The Court has thoroughly examined and reviewed all State Court records. From this review it is clear that petitioner was represented by counsel at the time he entered his guilty plea. The record reveals an exhaustive effort on the part of the State trial court to determine that the guilty plea was voluntarily and intelligently entered with full understanding of the consequences. This Court is satisfied that the plea was entered on this basis. Petitioner asserts that he had very little time to confer with counsel prior to his plea of guilty. But length of time to confer with counsel is no indication that there was no effective assistance of counsel; there is no per se rule or yardstick by which this can be measured. Moreover, the record is clear that the petitioner's case had been adequately reviewed prior to the petitioner's plea of guilty by an investigator from the Public Defender's Office and petitioner's appointed counsel. The petitioner was advised by the trial court of the range of permissible sentences to be imposed. Accordingly, it cannot be said that the guilty plea was not intelligently and knowingly entered. See United States ex rel. Washington v. Maroney, 428 F.2d 10 (3d Cir. 1970). Indeed, the trial court went to great lengths to insure that petitioner and his co-defendant each, by answering questions propounded to them separately, understood the full significance of their guilty pleas.
Even assuming that there was a lineup conducted without the presence of counsel after petitioner was taken into custody, the rule in Wade, supra, affords petitioner no relief here. No in-court identification was made, let alone one made on the basis of an unduly suggestive lineup. Moreover, when a plea is intelligently, voluntarily, and knowingly entered as here, where an accused is represented by competent counsel, the guilty plea in a state court is not subject to collateral attack by way of federal habeas corpus proceedings. See McMann v. Richardson, 397 U.S. 759 at 773, 90 S. Ct. 1441, 1450, 25 L. Ed. 2d 763 (1970), where in an analogous situation involving an alleged coerced confession which purportedly induced a guilty plea, the Court said: "The defendant who pleads guilty is in a different posture (than one tried and convicted). He is convicted on his counseled admission in open court that he committed the crime charged against him.

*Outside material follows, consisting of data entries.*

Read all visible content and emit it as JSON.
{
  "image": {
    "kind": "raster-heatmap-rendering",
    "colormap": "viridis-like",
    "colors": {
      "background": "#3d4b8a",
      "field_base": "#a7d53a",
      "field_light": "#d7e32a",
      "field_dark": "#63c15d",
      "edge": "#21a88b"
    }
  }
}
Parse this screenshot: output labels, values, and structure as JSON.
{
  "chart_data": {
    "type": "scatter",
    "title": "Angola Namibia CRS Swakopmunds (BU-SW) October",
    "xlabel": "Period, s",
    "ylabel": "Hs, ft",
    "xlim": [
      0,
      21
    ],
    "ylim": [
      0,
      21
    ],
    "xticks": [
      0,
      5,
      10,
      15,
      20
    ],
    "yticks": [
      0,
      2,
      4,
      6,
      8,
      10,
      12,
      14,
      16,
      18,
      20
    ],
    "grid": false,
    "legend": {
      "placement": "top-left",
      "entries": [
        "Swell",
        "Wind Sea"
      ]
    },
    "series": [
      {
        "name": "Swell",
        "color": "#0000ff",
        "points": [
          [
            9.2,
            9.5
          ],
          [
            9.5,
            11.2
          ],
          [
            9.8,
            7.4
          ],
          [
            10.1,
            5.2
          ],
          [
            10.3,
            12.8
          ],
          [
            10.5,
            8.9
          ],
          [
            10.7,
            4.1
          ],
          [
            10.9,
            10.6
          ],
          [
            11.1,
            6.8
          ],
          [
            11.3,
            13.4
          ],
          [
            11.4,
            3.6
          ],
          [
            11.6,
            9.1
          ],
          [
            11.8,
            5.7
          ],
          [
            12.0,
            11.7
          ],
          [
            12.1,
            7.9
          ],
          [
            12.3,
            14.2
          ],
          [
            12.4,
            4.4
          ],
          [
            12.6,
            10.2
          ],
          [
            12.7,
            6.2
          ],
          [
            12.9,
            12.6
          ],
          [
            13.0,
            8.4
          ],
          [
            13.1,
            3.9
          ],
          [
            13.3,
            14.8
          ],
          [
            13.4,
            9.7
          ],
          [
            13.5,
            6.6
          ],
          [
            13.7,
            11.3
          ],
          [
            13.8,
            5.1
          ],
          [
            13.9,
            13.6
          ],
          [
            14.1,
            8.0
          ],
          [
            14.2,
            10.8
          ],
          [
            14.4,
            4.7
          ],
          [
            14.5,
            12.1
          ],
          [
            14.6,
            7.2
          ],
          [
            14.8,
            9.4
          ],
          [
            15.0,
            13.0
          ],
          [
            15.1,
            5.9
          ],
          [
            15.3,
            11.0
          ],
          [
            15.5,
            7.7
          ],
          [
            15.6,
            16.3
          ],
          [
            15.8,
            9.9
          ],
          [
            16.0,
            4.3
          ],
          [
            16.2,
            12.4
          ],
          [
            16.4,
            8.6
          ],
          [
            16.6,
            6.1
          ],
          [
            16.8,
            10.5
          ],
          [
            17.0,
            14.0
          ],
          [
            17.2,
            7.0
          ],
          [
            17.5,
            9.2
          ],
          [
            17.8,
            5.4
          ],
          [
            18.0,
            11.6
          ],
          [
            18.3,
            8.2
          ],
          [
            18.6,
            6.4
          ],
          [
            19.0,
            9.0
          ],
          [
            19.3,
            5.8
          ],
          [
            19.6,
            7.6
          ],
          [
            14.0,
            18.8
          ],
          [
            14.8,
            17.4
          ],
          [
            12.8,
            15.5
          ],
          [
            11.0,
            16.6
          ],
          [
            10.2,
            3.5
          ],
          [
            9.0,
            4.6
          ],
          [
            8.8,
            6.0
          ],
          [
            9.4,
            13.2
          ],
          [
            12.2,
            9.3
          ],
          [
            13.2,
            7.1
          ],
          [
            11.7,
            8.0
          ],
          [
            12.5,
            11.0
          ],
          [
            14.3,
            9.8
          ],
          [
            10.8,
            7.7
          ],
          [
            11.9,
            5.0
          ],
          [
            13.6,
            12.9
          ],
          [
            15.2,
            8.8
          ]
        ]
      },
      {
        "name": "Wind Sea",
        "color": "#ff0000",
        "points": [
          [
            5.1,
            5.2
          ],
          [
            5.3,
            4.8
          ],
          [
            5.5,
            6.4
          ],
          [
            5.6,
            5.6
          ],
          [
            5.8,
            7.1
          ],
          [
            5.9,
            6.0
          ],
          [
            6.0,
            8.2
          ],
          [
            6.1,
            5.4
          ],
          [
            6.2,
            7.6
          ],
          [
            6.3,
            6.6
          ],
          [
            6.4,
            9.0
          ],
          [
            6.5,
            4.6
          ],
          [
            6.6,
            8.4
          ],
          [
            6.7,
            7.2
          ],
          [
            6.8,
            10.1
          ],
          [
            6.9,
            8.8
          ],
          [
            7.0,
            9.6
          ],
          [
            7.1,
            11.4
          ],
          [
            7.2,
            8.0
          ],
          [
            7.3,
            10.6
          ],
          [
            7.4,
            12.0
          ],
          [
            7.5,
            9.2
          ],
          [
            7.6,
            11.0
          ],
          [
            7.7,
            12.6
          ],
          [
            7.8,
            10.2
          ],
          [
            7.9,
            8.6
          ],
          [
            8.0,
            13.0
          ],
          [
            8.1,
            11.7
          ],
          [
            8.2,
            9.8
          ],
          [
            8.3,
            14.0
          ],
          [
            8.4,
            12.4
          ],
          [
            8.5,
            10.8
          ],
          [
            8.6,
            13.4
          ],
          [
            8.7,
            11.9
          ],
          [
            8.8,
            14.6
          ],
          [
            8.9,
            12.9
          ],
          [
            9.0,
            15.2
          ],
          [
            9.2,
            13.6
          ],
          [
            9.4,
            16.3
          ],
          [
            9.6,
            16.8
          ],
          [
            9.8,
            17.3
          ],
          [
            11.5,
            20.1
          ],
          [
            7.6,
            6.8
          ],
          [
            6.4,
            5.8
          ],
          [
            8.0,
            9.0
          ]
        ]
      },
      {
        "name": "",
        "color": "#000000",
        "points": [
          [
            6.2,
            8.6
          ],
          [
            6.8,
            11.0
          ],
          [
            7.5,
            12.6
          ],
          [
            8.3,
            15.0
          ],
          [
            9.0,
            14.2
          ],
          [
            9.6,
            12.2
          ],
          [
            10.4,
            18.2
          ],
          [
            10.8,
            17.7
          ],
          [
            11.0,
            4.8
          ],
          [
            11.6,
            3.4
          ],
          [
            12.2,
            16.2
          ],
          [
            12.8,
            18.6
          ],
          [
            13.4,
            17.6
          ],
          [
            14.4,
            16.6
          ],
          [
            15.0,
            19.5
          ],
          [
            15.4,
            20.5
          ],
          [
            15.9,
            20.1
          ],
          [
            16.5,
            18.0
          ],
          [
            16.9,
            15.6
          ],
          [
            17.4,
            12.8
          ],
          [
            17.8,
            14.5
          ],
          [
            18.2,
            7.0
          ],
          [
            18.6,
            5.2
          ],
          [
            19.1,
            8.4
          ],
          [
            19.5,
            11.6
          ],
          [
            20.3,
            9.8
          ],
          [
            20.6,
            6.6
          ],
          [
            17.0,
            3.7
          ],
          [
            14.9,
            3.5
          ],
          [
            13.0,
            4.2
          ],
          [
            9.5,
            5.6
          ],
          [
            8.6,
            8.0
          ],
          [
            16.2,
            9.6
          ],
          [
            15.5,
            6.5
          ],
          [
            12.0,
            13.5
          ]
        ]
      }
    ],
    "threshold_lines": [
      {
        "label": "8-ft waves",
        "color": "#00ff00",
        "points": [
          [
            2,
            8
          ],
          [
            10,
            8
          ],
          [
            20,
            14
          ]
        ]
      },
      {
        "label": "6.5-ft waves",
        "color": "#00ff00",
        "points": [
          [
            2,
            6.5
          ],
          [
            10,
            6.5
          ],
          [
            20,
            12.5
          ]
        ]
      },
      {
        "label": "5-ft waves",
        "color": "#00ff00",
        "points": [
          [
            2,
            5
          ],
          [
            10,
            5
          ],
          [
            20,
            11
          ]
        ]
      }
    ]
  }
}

The prior confession is not the basis for the judgment, has never been offered in evidence at a trial, and may never be offered in evidence." See also United States of America ex rel. Kidd v. Commonwealth of Penna. and the District Attorney of Philadelphia County, 453 F.2d 247 (3d Cir. December 29, 1971).
Based on the foregoing reasons, it is the considered judgment of this Court that the petition for writ of habeas corpus should be denied.
Findings of fact and conclusions of law have not been separately stated, but are contained in the body of the above opinion as specifically authorized by Rule 52(a) of the Federal Rules of Civil Procedure.